Time course of the experiment. *During weeks 7 and 13, PAS was given only two times per week, **during weeks 5 and 12, stimulation was given two times per week.

Figure 3

PAS protocol and the sites of stimulation. (a) Schematic representation of stimulation protocol. PNS pulse width: 1 ms. (b) Cortical sites of TMS for patient A were paired with stimulation of the contralateral: yellow–peroneal nerve, red–tibial nerve. (c) Cortical sites of TMS for patient B were paired with stimulation of the contralateral: red–median nerve, yellow–ulnar nerve and blue–radial nerve. (d–h) Peripheral electrode location for stimulation of the: (d) tibial nerve (medial side of the ankle behind the medial malleolus) (e) peroneal nerve (frontal side of the ankle), (f) ulnar nerve (medial side of the wrist), (g) median nerve (middle of the wrist) and (h) radial nerve (lateral side of the arm).

Figure 4

EMG recordings from patient A. Vertical gray lines: event of the command to move the foot. (a) Right medial gastrocnemius (GC) muscle during plantarflexion (foot down). (b) Right TA muscle during dorsiflexion (foot up). (c) Left medial GC during plantarflexion. (d) Left TA during dorsiflexion.

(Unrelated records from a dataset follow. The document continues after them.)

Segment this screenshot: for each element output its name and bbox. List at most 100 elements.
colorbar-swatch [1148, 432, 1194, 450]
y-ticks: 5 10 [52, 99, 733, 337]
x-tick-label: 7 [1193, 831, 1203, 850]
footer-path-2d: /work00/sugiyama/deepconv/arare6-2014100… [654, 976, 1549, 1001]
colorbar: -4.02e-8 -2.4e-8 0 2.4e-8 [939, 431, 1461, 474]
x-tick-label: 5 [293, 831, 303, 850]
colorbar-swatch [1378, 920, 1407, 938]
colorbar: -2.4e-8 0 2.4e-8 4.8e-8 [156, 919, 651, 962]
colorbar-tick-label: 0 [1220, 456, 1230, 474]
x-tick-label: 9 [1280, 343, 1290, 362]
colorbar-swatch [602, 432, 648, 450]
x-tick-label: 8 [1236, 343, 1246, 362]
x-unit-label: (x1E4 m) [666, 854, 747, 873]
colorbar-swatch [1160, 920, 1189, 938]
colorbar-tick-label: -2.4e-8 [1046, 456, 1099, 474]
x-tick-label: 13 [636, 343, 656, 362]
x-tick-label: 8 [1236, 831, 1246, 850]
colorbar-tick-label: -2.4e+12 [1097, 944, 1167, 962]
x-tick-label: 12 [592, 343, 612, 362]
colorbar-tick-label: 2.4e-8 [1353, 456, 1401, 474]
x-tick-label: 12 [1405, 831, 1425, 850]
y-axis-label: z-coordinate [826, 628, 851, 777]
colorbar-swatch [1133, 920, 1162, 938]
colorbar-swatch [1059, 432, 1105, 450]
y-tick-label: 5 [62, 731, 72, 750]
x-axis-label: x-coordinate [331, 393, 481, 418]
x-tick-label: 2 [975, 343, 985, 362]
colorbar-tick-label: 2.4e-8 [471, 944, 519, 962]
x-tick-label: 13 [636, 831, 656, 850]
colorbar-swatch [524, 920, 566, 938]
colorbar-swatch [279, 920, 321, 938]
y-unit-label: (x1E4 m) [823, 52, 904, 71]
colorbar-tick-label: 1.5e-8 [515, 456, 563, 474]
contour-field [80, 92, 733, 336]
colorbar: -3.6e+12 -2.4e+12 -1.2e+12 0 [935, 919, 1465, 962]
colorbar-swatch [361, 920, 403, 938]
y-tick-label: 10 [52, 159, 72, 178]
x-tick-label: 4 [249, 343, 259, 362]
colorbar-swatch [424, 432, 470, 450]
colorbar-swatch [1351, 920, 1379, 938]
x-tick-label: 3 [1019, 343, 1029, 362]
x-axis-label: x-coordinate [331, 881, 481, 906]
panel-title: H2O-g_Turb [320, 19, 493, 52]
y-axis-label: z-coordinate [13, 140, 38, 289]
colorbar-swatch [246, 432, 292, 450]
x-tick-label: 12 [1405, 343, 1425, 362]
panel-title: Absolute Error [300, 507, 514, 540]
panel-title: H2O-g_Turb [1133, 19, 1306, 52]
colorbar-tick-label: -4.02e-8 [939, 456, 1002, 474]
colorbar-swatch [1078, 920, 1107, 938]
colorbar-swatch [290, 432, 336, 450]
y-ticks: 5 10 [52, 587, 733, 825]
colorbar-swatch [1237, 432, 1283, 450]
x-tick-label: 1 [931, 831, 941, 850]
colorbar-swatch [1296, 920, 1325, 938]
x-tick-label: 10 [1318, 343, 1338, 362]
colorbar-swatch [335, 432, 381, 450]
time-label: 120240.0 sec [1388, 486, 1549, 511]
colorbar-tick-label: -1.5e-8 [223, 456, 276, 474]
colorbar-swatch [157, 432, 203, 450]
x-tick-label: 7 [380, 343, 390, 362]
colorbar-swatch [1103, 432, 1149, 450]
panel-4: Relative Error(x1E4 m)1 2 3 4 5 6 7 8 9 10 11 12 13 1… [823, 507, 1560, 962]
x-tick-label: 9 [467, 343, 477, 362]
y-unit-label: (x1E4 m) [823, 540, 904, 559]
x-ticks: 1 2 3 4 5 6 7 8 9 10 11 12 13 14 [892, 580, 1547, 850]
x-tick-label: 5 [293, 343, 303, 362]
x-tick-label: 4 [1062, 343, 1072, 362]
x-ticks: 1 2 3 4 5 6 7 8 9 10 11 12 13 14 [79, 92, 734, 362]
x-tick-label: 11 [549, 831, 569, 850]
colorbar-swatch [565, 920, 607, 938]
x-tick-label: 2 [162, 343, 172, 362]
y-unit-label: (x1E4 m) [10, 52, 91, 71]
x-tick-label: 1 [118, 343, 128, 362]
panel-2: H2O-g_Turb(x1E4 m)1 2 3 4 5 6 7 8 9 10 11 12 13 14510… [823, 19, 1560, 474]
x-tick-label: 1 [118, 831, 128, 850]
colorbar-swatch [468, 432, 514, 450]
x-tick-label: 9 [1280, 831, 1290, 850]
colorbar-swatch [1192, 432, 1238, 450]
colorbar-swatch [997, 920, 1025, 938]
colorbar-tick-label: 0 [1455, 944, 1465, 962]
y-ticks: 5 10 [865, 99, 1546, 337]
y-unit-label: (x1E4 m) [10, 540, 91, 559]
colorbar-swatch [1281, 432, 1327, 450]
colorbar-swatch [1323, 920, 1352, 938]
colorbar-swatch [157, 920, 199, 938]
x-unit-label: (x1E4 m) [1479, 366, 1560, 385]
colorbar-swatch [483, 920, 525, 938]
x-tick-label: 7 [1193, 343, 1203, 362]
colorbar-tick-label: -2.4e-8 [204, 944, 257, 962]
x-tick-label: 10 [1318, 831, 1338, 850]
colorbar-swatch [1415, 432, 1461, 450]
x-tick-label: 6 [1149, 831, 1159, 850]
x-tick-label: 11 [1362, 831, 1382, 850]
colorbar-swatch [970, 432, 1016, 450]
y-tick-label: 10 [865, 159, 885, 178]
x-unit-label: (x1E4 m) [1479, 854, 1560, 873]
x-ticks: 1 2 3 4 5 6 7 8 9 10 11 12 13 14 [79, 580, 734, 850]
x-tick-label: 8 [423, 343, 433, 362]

See also Supplementary Videos 1 and 2. See Figure 5 for control recordings.

Figure 5

Control recordings of the EMG traces shown in Figure 4. (a) EMG from right medial gastrocnemius (GC) during medial inversion of the hip. The recording was made at the same session as the one shown in Figure 4a (12-week trace). (b) EMG from left TA during contraction of quadriceps femoris muscle without attempt to dorsiflex the ankle. The recording was made in the same session as the one shown in Figure 4d (20-week trace).

Figure 6

Motor score of the right and left upper limbs of patient B before (pre-intervention) and 7 (mid-intervention) and 12 (post-intervention) weeks after the first stimulation. Follow-up: 1 month after the last stimulation session. Scores for median, ulnar, radial and other nerves are shown separately. See Supplementary Table for details. See also Supplementary Video 3.

Figure 7

Neurophysiological measurements from both patients. (a) MEP recordings from patient A (left leg) and patient B (right arm). Each trace is an average of 30 MEPs taken in a row at a 3.3-s ISI. BR, brachioradialis muscle (patient B); GC, gastrocnemius muscles; TA, TA muscle (patient A). Short latencies of MEPs from patient A are explained by the short height of the patient (163 cm); the latency for the vastus medialis muscle in the left leg was 24 ms. (b, c) MEP amplitudes during different weeks of stimulation. Follow-up: 1 month after the last stimulation session. The values are averages of 30 MEPs taken in a row. If no MEP was evoked by a stimulus, the amplitude was counted as 0. The values thus represent both amplitude and persistence of the MEPs. (b) MEPs in the paraplegic individual (left leg). (c) MEPs in the tetraplegic individual (right arm), ADM, abductor digiti minimi. Left APB: recordings during control PNS.